The first thing Sian noticed was that the 80-plus items on the menu are the same as the other two: deja vu and vindaloo. Which was cool, because she could order her favourite dosa and know they would tell her it would take 20 minutes, and she'd get it in 10, because that's what always happens.
I asked for dahi puri, because people who have been to Satya before know that's what they should do. There is no argument that the little finger-food of yoghurt, potato, chickpeas, tamarind and spices is whoever your god may be's gift to Auckland.
And Sian got that killer cashew rava masala dosa, stonking rice and lentil pancake packed with cashews, filled with potato and onion curry, and we dipped it in the sambar and the coconut and we were well pleased, or whatever it says in the Old Testament.
In spite of The Lady Editor insisting this was Viva's Veghead issue and demanding we go gluten-free, tofu-friendly, green-topped milk and all that carbo- and taste-deficient palaver, our next courses were chicken korma (moi) and prawn maharajah (Sian and Jude).
"We'll have our curries medium," we said, in a momentarily lapse of remembrance about Satya's Theory of Relative Hotness as applied to curry. Underneath the tantalising prawns and nuts and cucumber and carrots are searing spices.

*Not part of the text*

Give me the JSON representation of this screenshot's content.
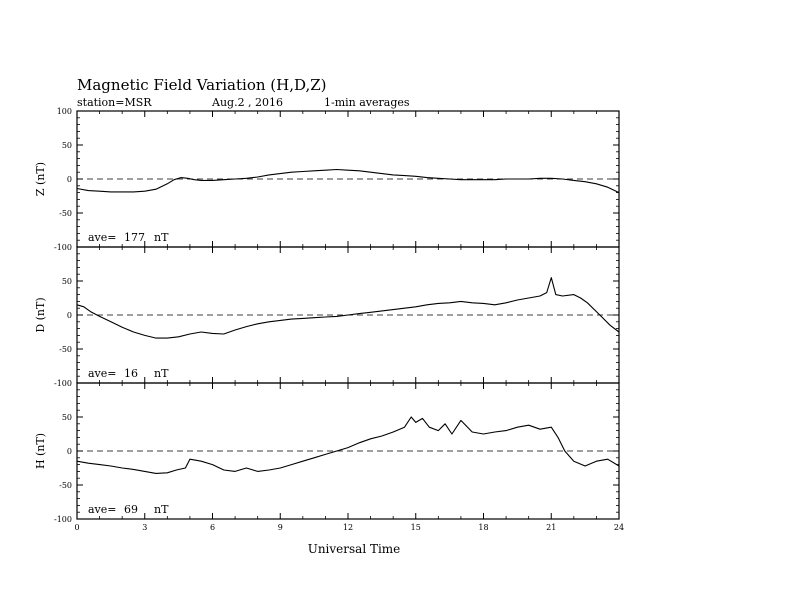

Jude was overcome and reached for the copper mug of iced water. Sian and I dived to stop her. "Wrong!" we said. "It'll only make it worse. What you need is lassi, the yoghurt will cool your mouth." And Sian should know, for she makes a mean one.
We are not even going to mention wine - oh yes, we are, because it's a bit rich that Satya charges $4 per head corkage, which means if the student flat from Arch Hill wants to lash out, their $10 bottle suddenly becomes $26, and that's over the top. Jude and I settled for Taj Mahal beer, brewed in India and recommended over Kingfisher, which comes all the way from Papakura these days. Nearly the Bombays.
Wrap it up like a dosa. Satya 3 has all the authentic ingredients of the first two - superb tasting and fresh food at ridiculously good prices; idiosyncratic service: it can blow hot like its curries or cool like its lassi; and, frequently, real difficulty in getting a table.
Ah well, at least there are two within walking distance of one another now.